The interpreted environment has slightly different semantics that we'll see later when we [[discuss VARCHAR
arguments|Working with VARCHAR Data in UDFs]].
(The interpreted environment may provide an opportunity to debug your code by stepping through it; something that you cannot do with runtime code generation.)
Drill will detect (via the mechanism just described) expressions which consume only constants and are, therefore, themselves only constants. If Drill detects that your function is used in a constant expression (such as the one shown above), Drill will generate the code for your function in the setup portion of the generated function rather than the eval portion. The semantics of the two are the same.

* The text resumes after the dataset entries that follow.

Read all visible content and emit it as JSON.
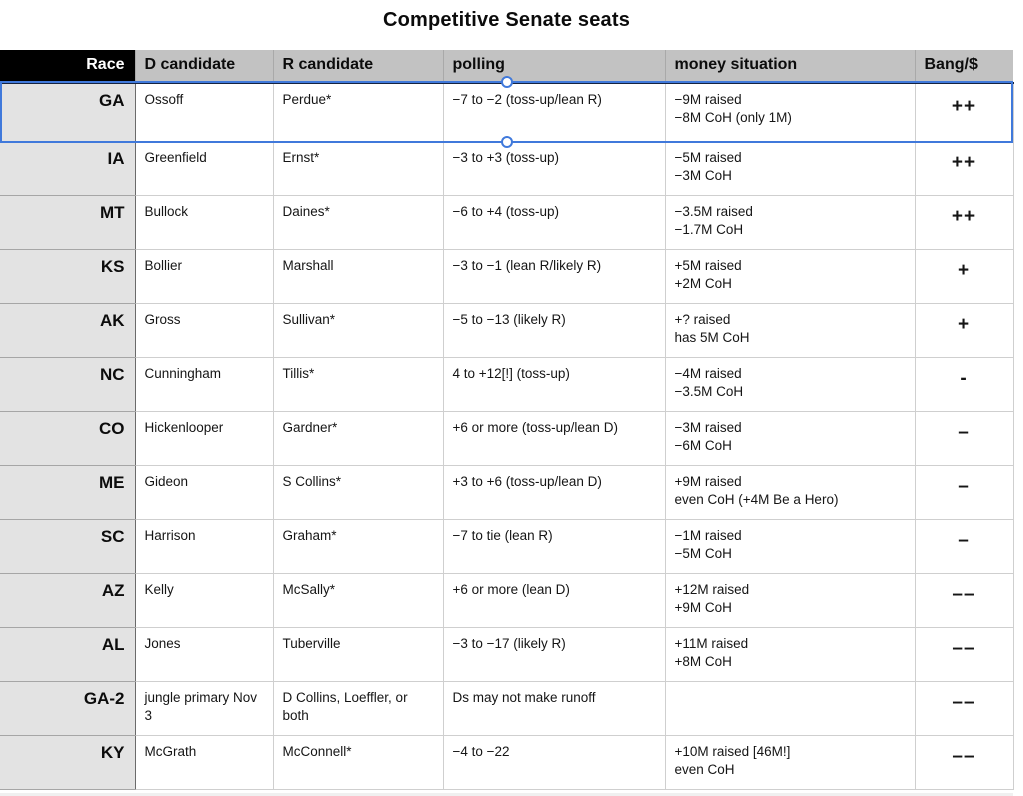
{
  "title": "Competitive Senate seats",
  "colors": {
    "selection_blue": "#4079db",
    "header_bg": "#c2c2c2",
    "race_header_bg": "#000000",
    "race_col_bg": "#e3e3e3"
  },
  "table": {
    "columns": [
      {
        "key": "race",
        "label": "Race"
      },
      {
        "key": "d",
        "label": "D candidate"
      },
      {
        "key": "r",
        "label": "R candidate"
      },
      {
        "key": "polling",
        "label": "polling"
      },
      {
        "key": "money",
        "label": "money situation"
      },
      {
        "key": "bang",
        "label": "Bang/$"
      }
    ],
    "rows": [
      {
        "race": "GA",
        "d": "Ossoff",
        "r": "Perdue*",
        "polling": "−7 to −2 (toss-up/lean R)",
        "money": "−9M raised\n−8M CoH (only 1M)",
        "bang": "++",
        "selected": true
      },
      {
        "race": "IA",
        "d": "Greenfield",
        "r": "Ernst*",
        "polling": "−3 to +3 (toss-up)",
        "money": "−5M raised\n−3M CoH",
        "bang": "++"
      },
      {
        "race": "MT",
        "d": "Bullock",
        "r": "Daines*",
        "polling": "−6 to +4 (toss-up)",
        "money": "−3.5M raised\n−1.7M CoH",
        "bang": "++"
      },
      {
        "race": "KS",
        "d": "Bollier",
        "r": "Marshall",
        "polling": "−3 to −1 (lean R/likely R)",
        "money": "+5M raised\n+2M CoH",
        "bang": "+"
      },
      {
        "race": "AK",
        "d": "Gross",
        "r": "Sullivan*",
        "polling": "−5 to −13 (likely R)",
        "money": "+? raised\nhas 5M CoH",
        "bang": "+"
      },
      {
        "race": "NC",
        "d": "Cunningham",
        "r": "Tillis*",
        "polling": "4 to +12[!] (toss-up)",
        "money": "−4M raised\n−3.5M CoH",
        "bang": "-"
      },
      {
        "race": "CO",
        "d": "Hickenlooper",
        "r": "Gardner*",
        "polling": "+6 or more (toss-up/lean D)",
        "money": "−3M raised\n−6M CoH",
        "bang": "–"
      },
      {
        "race": "ME",
        "d": "Gideon",
        "r": "S Collins*",
        "polling": "+3 to +6 (toss-up/lean D)",
        "money": "+9M raised\neven CoH (+4M Be a Hero)",
        "bang": "–"
      },
      {
        "race": "SC",
        "d": "Harrison",
        "r": "Graham*",
        "polling": "−7 to tie (lean R)",
        "money": "−1M raised\n−5M CoH",
        "bang": "–"
      },
      {
        "race": "AZ",
        "d": "Kelly",
        "r": "McSally*",
        "polling": "+6 or more (lean D)",
        "money": "+12M raised\n+9M CoH",
        "bang": "––"
      },
      {
        "race": "AL",
        "d": "Jones",
        "r": "Tuberville",
        "polling": "−3 to −17 (likely R)",
        "money": "+11M raised\n+8M CoH",
        "bang": "––"
      },
      {
        "race": "GA-2",
        "d": "jungle primary Nov 3",
        "r": "D Collins, Loeffler, or both",
        "polling": "Ds may not make runoff",
        "money": "",
        "bang": "––"
      },
      {
        "race": "KY",
        "d": "McGrath",
        "r": "McConnell*",
        "polling": "−4 to −22",
        "money": "+10M raised [46M!]\neven CoH",
        "bang": "––"
      }
    ]
  }
}
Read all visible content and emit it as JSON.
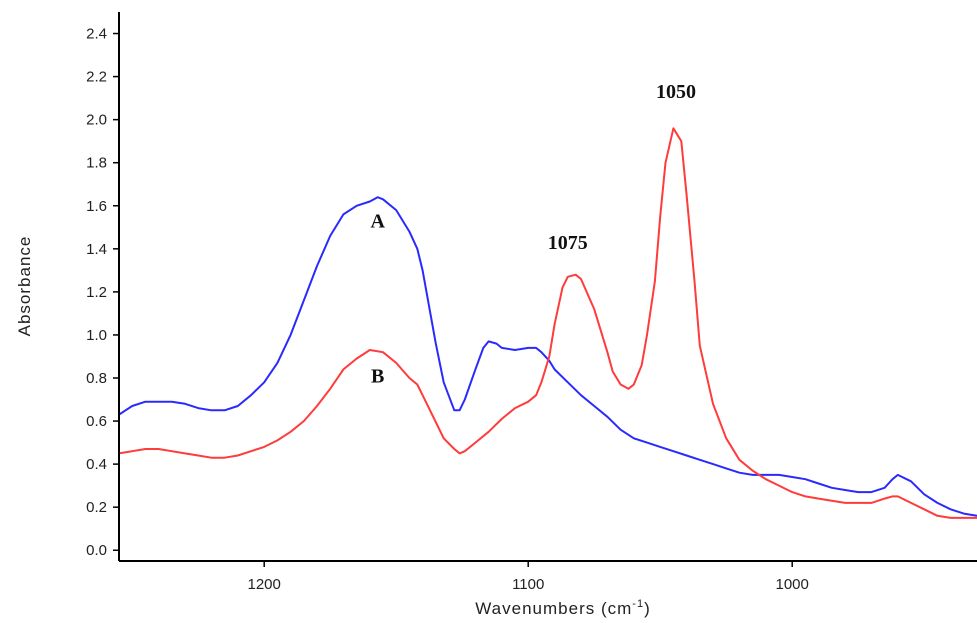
{
  "chart_data": {
    "type": "line",
    "xlabel": "Wavenumbers (cm",
    "xlabel_sup": "-1",
    "xlabel_close": ")",
    "ylabel": "Absorbance",
    "xlim": [
      1255,
      930
    ],
    "ylim": [
      -0.05,
      2.5
    ],
    "x_reversed": true,
    "grid": false,
    "x_ticks": [
      {
        "value": 1200,
        "label": "1200"
      },
      {
        "value": 1100,
        "label": "1100"
      },
      {
        "value": 1000,
        "label": "1000"
      }
    ],
    "y_ticks": [
      {
        "value": 0.0,
        "label": "0.0"
      },
      {
        "value": 0.2,
        "label": "0.2"
      },
      {
        "value": 0.4,
        "label": "0.4"
      },
      {
        "value": 0.6,
        "label": "0.6"
      },
      {
        "value": 0.8,
        "label": "0.8"
      },
      {
        "value": 1.0,
        "label": "1.0"
      },
      {
        "value": 1.2,
        "label": "1.2"
      },
      {
        "value": 1.4,
        "label": "1.4"
      },
      {
        "value": 1.6,
        "label": "1.6"
      },
      {
        "value": 1.8,
        "label": "1.8"
      },
      {
        "value": 2.0,
        "label": "2.0"
      },
      {
        "value": 2.2,
        "label": "2.2"
      },
      {
        "value": 2.4,
        "label": "2.4"
      }
    ],
    "series": [
      {
        "color": "#2a2aff",
        "x": [
          1255,
          1250,
          1245,
          1240,
          1235,
          1230,
          1225,
          1220,
          1215,
          1210,
          1205,
          1200,
          1195,
          1190,
          1185,
          1180,
          1175,
          1170,
          1165,
          1160,
          1157,
          1155,
          1150,
          1145,
          1142,
          1140,
          1135,
          1132,
          1128,
          1126,
          1124,
          1120,
          1117,
          1115,
          1112,
          1110,
          1105,
          1100,
          1097,
          1095,
          1092,
          1090,
          1085,
          1080,
          1075,
          1070,
          1065,
          1060,
          1055,
          1050,
          1045,
          1040,
          1035,
          1030,
          1025,
          1020,
          1015,
          1010,
          1005,
          1000,
          995,
          990,
          985,
          980,
          975,
          970,
          965,
          962,
          960,
          955,
          950,
          945,
          940,
          935,
          930
        ],
        "y": [
          0.63,
          0.67,
          0.69,
          0.69,
          0.69,
          0.68,
          0.66,
          0.65,
          0.65,
          0.67,
          0.72,
          0.78,
          0.87,
          1.0,
          1.16,
          1.32,
          1.46,
          1.56,
          1.6,
          1.62,
          1.64,
          1.63,
          1.58,
          1.48,
          1.4,
          1.3,
          0.96,
          0.78,
          0.65,
          0.65,
          0.7,
          0.84,
          0.94,
          0.97,
          0.96,
          0.94,
          0.93,
          0.94,
          0.94,
          0.92,
          0.88,
          0.84,
          0.78,
          0.72,
          0.67,
          0.62,
          0.56,
          0.52,
          0.5,
          0.48,
          0.46,
          0.44,
          0.42,
          0.4,
          0.38,
          0.36,
          0.35,
          0.35,
          0.35,
          0.34,
          0.33,
          0.31,
          0.29,
          0.28,
          0.27,
          0.27,
          0.29,
          0.33,
          0.35,
          0.32,
          0.26,
          0.22,
          0.19,
          0.17,
          0.16
        ]
      },
      {
        "color": "#ff3b3b",
        "x": [
          1255,
          1250,
          1245,
          1240,
          1235,
          1230,
          1225,
          1220,
          1215,
          1210,
          1205,
          1200,
          1195,
          1190,
          1185,
          1180,
          1175,
          1170,
          1165,
          1160,
          1155,
          1150,
          1145,
          1142,
          1140,
          1136,
          1132,
          1128,
          1126,
          1124,
          1120,
          1115,
          1110,
          1105,
          1100,
          1097,
          1095,
          1092,
          1090,
          1087,
          1085,
          1082,
          1080,
          1075,
          1070,
          1068,
          1065,
          1062,
          1060,
          1057,
          1055,
          1052,
          1050,
          1048,
          1045,
          1042,
          1040,
          1037,
          1035,
          1030,
          1025,
          1020,
          1015,
          1010,
          1005,
          1000,
          995,
          990,
          985,
          980,
          975,
          970,
          965,
          962,
          960,
          955,
          950,
          945,
          940,
          935,
          930
        ],
        "y": [
          0.45,
          0.46,
          0.47,
          0.47,
          0.46,
          0.45,
          0.44,
          0.43,
          0.43,
          0.44,
          0.46,
          0.48,
          0.51,
          0.55,
          0.6,
          0.67,
          0.75,
          0.84,
          0.89,
          0.93,
          0.92,
          0.87,
          0.8,
          0.77,
          0.72,
          0.62,
          0.52,
          0.47,
          0.45,
          0.46,
          0.5,
          0.55,
          0.61,
          0.66,
          0.69,
          0.72,
          0.78,
          0.9,
          1.05,
          1.22,
          1.27,
          1.28,
          1.26,
          1.12,
          0.92,
          0.83,
          0.77,
          0.75,
          0.77,
          0.86,
          1.0,
          1.25,
          1.55,
          1.8,
          1.96,
          1.9,
          1.65,
          1.25,
          0.95,
          0.68,
          0.52,
          0.42,
          0.37,
          0.33,
          0.3,
          0.27,
          0.25,
          0.24,
          0.23,
          0.22,
          0.22,
          0.22,
          0.24,
          0.25,
          0.25,
          0.22,
          0.19,
          0.16,
          0.15,
          0.15,
          0.15
        ]
      }
    ],
    "annotations": [
      {
        "text": "A",
        "x": 1157,
        "y": 1.5
      },
      {
        "text": "B",
        "x": 1157,
        "y": 0.78
      },
      {
        "text": "1075",
        "x": 1085,
        "y": 1.4
      },
      {
        "text": "1050",
        "x": 1044,
        "y": 2.1
      }
    ]
  }
}
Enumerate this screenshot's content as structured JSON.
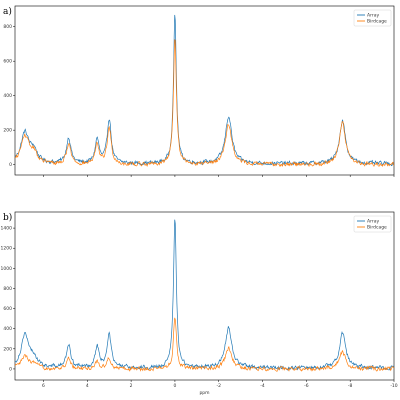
{
  "chart_data": [
    {
      "type": "line",
      "panel_label": "a)",
      "xlabel": "",
      "ylabel": "",
      "xlim": [
        7.3,
        -10
      ],
      "ylim": [
        -60,
        920
      ],
      "x_ticks": [],
      "y_ticks": [
        0,
        200,
        400,
        600,
        800
      ],
      "legend": {
        "position": "top-right",
        "entries": [
          "Array",
          "Birdcage"
        ]
      },
      "colors": {
        "Array": "#1f77b4",
        "Birdcage": "#ff7f0e"
      },
      "series": [
        {
          "name": "Array",
          "baseline": 5,
          "peaks": [
            {
              "x": 6.85,
              "h": 175,
              "w": 0.22
            },
            {
              "x": 6.45,
              "h": 70,
              "w": 0.2
            },
            {
              "x": 4.85,
              "h": 150,
              "w": 0.12
            },
            {
              "x": 3.55,
              "h": 140,
              "w": 0.11
            },
            {
              "x": 3.0,
              "h": 260,
              "w": 0.11
            },
            {
              "x": 0.0,
              "h": 860,
              "w": 0.08
            },
            {
              "x": -2.45,
              "h": 275,
              "w": 0.18
            },
            {
              "x": -7.65,
              "h": 250,
              "w": 0.17
            }
          ]
        },
        {
          "name": "Birdcage",
          "baseline": 0,
          "peaks": [
            {
              "x": 6.85,
              "h": 160,
              "w": 0.22
            },
            {
              "x": 6.45,
              "h": 60,
              "w": 0.2
            },
            {
              "x": 4.85,
              "h": 120,
              "w": 0.12
            },
            {
              "x": 3.55,
              "h": 110,
              "w": 0.11
            },
            {
              "x": 3.0,
              "h": 215,
              "w": 0.11
            },
            {
              "x": 0.0,
              "h": 740,
              "w": 0.08
            },
            {
              "x": -2.45,
              "h": 235,
              "w": 0.18
            },
            {
              "x": -7.65,
              "h": 245,
              "w": 0.17
            }
          ]
        }
      ]
    },
    {
      "type": "line",
      "panel_label": "b)",
      "xlabel": "ppm",
      "ylabel": "",
      "xlim": [
        7.3,
        -10
      ],
      "ylim": [
        -110,
        1560
      ],
      "x_ticks": [
        6,
        4,
        2,
        0,
        -2,
        -4,
        -6,
        -8,
        -10
      ],
      "y_ticks": [
        0,
        200,
        400,
        600,
        800,
        1000,
        1200,
        1400
      ],
      "legend": {
        "position": "top-right",
        "entries": [
          "Array",
          "Birdcage"
        ]
      },
      "colors": {
        "Array": "#1f77b4",
        "Birdcage": "#ff7f0e"
      },
      "series": [
        {
          "name": "Array",
          "baseline": 10,
          "peaks": [
            {
              "x": 6.85,
              "h": 330,
              "w": 0.2
            },
            {
              "x": 6.45,
              "h": 90,
              "w": 0.2
            },
            {
              "x": 4.85,
              "h": 220,
              "w": 0.12
            },
            {
              "x": 3.55,
              "h": 215,
              "w": 0.11
            },
            {
              "x": 3.0,
              "h": 330,
              "w": 0.11
            },
            {
              "x": 0.0,
              "h": 1480,
              "w": 0.08
            },
            {
              "x": -2.45,
              "h": 400,
              "w": 0.18
            },
            {
              "x": -7.65,
              "h": 350,
              "w": 0.17
            }
          ]
        },
        {
          "name": "Birdcage",
          "baseline": 0,
          "peaks": [
            {
              "x": 6.85,
              "h": 120,
              "w": 0.2
            },
            {
              "x": 6.45,
              "h": 40,
              "w": 0.2
            },
            {
              "x": 4.85,
              "h": 95,
              "w": 0.12
            },
            {
              "x": 3.55,
              "h": 70,
              "w": 0.11
            },
            {
              "x": 3.0,
              "h": 110,
              "w": 0.11
            },
            {
              "x": 0.0,
              "h": 530,
              "w": 0.08
            },
            {
              "x": -2.45,
              "h": 200,
              "w": 0.18
            },
            {
              "x": -7.65,
              "h": 165,
              "w": 0.17
            }
          ]
        }
      ]
    }
  ]
}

This is just something to keep in mind if you examine the generated code.
Voila! There we have it: the full structure needed to get values from vectors, inline the target function, and write the result to the output vector. It should now be clear why we say that Drill UDFs are not Java, but instead is a Java-based DSL.
If you are familiar with Drill's UDFs, the above should go a long way to explain the magic incantations you've been using. In fact, the above shows that when you write UDFs, you use exactly the same mechanism that Drill uses internally. So, our job is to figure out how to work with that mechanism, rather than fight against it.